The Day that never comes:

Metallica

Break of Reality –

Riding with the King:

Rock and Roll:

Camila – Diedra Roiz

Ao contrário do que eu esperava, Sunny não hesitou, nem se ofendeu, sequer pareceu chateada. Me olhou como se o que eu tivesse dito fosse a coisa mais imbecil do planeta, foi… Irônica, na verdade:

– Tudo bem, Camila. Sem problemas. Desculpe, eu tô achando engraçado, porque… Você pensou o quê? Que eu ia querer casar só porque foi minha primeira vez com uma mulher? Tudo bem, foi uma ótima trepada, tão maravilhosa que eu quis repetir ontem, hoje e daqui a pouco de novo… Se você não sair correndo, claro…

Fiquei muda. Sem saber o que dizer. Tentei esboçar:

– Eu…

Mas ela me cortou:

– Olha só… Fica tranquila. Não precisa falar mais nada. Tá tudo certo… Vamos aproveitar, ãh? – se aproximou, enfiou a mão em meu pescoço, subindo pela nuca, me causando um arrepio inevitável… Sorriu com a minha reação imediata… Me puxou… Os lábios tão próximos que quando falou, soprou nos meus: – Você acabou de me abrir um novo universo, sabe? E a última coisa que eu quero é exclusividade…

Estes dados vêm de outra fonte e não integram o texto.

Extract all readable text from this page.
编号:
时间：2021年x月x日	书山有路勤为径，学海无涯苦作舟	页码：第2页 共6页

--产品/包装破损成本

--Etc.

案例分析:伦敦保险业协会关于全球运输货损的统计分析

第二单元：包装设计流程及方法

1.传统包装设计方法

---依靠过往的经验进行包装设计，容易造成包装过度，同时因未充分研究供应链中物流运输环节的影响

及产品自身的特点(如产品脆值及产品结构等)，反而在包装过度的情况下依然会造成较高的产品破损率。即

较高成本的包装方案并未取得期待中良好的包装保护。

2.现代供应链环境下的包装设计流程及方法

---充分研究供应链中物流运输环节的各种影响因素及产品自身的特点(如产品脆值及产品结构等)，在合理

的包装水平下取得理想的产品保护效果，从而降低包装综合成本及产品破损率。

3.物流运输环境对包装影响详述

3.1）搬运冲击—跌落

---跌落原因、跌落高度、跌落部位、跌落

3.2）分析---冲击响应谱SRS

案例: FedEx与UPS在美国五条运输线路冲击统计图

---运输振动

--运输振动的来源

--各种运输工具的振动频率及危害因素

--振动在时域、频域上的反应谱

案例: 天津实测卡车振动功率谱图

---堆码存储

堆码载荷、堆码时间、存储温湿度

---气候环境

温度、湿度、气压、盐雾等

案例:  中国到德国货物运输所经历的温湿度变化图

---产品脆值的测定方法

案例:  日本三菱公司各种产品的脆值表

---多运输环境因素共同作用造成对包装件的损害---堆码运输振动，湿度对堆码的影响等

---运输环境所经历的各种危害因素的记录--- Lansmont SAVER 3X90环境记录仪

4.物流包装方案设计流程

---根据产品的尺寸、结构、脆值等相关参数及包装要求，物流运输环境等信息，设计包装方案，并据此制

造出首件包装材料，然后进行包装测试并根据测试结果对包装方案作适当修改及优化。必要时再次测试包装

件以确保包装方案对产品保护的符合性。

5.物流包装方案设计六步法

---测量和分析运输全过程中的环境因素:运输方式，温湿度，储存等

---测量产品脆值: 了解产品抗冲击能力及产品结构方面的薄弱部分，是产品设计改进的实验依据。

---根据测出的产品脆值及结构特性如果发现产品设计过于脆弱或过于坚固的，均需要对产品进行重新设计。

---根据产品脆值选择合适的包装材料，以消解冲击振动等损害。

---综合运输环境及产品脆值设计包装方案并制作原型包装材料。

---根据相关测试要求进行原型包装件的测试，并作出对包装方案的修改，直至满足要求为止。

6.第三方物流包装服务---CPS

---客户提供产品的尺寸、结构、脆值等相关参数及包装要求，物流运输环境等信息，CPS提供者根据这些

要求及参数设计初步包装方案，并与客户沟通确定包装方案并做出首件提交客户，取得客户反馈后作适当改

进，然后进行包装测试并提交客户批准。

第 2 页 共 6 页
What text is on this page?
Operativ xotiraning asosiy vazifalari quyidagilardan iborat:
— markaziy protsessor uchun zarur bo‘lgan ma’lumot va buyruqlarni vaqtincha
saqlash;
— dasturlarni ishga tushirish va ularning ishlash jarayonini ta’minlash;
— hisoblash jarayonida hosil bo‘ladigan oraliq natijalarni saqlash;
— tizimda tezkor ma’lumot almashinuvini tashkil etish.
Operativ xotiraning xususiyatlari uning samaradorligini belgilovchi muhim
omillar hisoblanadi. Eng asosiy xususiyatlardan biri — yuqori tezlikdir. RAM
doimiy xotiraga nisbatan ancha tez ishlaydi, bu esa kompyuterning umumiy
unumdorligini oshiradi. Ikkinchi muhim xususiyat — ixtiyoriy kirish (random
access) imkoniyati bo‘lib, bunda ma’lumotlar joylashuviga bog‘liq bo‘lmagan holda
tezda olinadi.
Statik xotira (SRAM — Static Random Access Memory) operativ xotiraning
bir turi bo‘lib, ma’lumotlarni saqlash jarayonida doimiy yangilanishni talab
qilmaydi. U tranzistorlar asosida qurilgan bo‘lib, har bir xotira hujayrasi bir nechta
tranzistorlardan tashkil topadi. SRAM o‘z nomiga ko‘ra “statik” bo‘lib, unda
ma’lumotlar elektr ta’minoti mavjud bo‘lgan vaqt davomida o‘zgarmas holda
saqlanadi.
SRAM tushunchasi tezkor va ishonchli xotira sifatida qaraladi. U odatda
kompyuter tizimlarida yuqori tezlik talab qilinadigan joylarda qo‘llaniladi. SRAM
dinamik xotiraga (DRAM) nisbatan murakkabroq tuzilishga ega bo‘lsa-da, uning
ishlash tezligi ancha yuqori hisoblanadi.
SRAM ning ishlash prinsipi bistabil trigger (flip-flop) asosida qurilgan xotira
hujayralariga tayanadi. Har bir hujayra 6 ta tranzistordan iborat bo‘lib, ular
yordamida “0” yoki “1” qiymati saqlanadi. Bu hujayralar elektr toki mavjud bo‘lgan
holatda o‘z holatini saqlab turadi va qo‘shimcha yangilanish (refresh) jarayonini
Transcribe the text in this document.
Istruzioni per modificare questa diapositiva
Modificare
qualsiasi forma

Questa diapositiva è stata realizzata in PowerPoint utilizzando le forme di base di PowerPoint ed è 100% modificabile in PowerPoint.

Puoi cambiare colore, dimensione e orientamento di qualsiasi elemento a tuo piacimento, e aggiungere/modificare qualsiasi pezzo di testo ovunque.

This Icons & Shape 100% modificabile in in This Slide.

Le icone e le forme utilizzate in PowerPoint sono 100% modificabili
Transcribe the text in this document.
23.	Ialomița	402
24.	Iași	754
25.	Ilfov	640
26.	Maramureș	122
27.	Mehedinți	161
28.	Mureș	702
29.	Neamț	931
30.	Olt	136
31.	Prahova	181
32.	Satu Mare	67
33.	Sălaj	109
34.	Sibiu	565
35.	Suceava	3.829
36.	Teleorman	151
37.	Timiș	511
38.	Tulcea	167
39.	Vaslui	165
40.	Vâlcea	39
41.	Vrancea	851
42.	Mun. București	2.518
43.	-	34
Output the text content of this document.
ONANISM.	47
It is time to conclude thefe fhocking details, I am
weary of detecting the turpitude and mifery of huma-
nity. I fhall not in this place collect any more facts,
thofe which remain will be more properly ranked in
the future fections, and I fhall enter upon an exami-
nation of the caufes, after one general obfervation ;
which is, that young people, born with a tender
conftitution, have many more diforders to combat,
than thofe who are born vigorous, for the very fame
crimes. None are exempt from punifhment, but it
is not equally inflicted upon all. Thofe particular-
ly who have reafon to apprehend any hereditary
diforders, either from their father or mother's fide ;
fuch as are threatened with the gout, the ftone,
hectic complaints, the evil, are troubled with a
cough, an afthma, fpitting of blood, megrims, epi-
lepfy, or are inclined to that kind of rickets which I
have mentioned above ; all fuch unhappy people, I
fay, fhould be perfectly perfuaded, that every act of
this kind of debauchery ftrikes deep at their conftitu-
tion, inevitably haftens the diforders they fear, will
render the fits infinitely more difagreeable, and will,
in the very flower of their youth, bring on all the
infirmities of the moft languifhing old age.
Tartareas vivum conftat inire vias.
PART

Colou a boca na minha, pondo fim ao diálogo… Me fez deitar na cama e se encaixou por cima, no meio das minhas pernas… Reacendendo meu desejo por ela de uma maneira mais do que incontrolável… Tudo que eu queria era me deixar queimar…

Sem parar de me beijar, ela tateou a procura de algo na mesinha de cabeceira… Só descobri o que quando o som entrou alto, preenchendo todo o quarto: “The Day that Never Comes” (Metallica).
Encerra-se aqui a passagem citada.